CORNWALL – Cornwall’s recreation department is anticipating a squeeze on its revenue for 2015, which could be partially attributed to high ice fees.
Parks and Recreation General Manager Stephen Alexander and Division Manager Christine Lefebvre presented their departmental budget Friday afternoon.
The parks and recreation department is facing a budget increase of 8.93 per cent or nearly $600,000 due to a drop in revenue and lofty list of capital projects.
The department is anticipating about $3 million in revenue for 2015 while capital projects will mean a strain on the money coming in.
Their report shows several adult regular hockey clients have cancelled their request for ice as of September last year which has put a ding in expected money coming in. “We are still reviewing that (the year-end revenue numbers) so we may be able to come to the table with additional revenues,” said Lefebvre.
“We have people explaining our price of ice is getting high,” Lefebvre said, noting a recent report in the Standard-Freeholder that Cornwall has some of the highest ice costs in the region.
“Our fees are a little bit high for adults,” Lefebvre said, but the recreation committee will review those fees this year.
“That’s what I’m hearing…the price is too high (but) when a bunch of guys have to kick in an extra $2, I don’t buy that,” Coun. Claude McIntosh said.
“It’s just getting ridiculous. It’s no wonder the kids aren’t playing hockey,” added Coun. Mark MacDonald.
But the fee schedule has its supporters. “As for your user fee policy, I think it’s right on,” Coun. Andre Rivette said, “Some of the areas we subsidize but the ratepayers are paying their share. I don’t think we should deviate from it (the user fee policy).”

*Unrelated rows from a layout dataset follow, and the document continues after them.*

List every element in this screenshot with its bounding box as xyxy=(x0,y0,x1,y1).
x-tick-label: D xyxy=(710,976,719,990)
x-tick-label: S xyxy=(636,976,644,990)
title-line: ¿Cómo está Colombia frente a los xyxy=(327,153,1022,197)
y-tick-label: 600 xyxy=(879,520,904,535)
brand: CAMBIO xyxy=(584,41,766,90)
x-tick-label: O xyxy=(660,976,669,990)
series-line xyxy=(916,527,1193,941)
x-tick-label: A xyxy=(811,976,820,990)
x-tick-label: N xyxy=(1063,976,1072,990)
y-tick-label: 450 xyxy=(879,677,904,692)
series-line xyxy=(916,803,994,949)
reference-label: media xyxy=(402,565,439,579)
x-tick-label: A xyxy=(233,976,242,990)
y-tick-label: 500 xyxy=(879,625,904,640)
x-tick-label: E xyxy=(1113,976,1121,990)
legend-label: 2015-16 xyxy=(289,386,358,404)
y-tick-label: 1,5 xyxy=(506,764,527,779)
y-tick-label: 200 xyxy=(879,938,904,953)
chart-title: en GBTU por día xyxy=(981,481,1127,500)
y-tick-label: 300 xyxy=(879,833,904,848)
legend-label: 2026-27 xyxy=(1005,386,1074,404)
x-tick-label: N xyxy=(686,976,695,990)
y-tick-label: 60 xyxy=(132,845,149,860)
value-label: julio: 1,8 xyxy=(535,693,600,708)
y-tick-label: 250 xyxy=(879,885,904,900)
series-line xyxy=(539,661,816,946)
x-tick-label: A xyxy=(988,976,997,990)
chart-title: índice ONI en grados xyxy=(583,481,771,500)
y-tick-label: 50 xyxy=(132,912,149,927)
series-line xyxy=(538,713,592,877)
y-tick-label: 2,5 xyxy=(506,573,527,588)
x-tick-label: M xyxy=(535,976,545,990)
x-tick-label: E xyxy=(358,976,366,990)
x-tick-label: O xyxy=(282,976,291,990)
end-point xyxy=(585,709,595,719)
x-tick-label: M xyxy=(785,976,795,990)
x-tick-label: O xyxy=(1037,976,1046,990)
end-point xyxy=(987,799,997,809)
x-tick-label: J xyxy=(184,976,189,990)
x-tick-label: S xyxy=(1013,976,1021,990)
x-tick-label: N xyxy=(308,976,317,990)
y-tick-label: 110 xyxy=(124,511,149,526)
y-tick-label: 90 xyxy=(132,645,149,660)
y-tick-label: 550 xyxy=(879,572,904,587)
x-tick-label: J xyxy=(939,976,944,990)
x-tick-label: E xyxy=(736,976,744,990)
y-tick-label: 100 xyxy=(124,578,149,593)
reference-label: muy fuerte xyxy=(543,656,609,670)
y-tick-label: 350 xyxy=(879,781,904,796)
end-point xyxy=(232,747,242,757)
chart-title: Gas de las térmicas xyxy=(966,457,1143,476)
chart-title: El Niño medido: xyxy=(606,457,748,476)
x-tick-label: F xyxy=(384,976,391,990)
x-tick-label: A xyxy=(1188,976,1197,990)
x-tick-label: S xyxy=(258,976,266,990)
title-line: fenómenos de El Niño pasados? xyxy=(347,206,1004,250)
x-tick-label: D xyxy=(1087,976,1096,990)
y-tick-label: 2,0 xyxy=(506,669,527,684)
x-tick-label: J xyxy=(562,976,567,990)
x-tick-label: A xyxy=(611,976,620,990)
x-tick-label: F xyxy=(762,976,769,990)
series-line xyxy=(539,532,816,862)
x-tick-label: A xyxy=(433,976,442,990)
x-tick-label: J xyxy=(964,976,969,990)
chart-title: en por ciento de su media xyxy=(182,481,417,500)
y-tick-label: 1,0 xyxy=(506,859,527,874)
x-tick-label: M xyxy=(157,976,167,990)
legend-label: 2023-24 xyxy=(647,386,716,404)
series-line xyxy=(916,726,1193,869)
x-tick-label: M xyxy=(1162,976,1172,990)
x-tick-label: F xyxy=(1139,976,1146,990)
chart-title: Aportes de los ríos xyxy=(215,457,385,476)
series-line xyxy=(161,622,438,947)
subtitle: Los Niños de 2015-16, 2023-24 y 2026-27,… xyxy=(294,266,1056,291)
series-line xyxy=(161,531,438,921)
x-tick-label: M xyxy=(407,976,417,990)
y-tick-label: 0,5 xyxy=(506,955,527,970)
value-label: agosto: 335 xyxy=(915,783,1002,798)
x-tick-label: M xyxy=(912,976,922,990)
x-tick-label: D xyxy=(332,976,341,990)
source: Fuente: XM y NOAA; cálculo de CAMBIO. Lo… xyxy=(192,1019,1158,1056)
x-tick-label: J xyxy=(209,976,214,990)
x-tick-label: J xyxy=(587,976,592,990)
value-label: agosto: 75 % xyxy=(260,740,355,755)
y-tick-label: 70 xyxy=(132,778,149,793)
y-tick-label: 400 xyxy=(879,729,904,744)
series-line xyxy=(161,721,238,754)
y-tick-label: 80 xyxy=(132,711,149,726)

Lefebvre says the fee structure for all the recreational programs – not just ice time – will be going through a thorough review this year.
As for the capital projects, the parks and recreation department has a big list including replacing the pool deck and three heat exchangers at the Aquatic Center, fixing up filtration systems at the city wading pools, repairing bike paths, replacing partitions in the washrooms at the Civic Complex and replacing a play structure at Snetsinger Park.
The parks and rec manager also said they were able to cut back on overtime hours last year – a reduction of roughly $12,000 – through better scheduling and planning.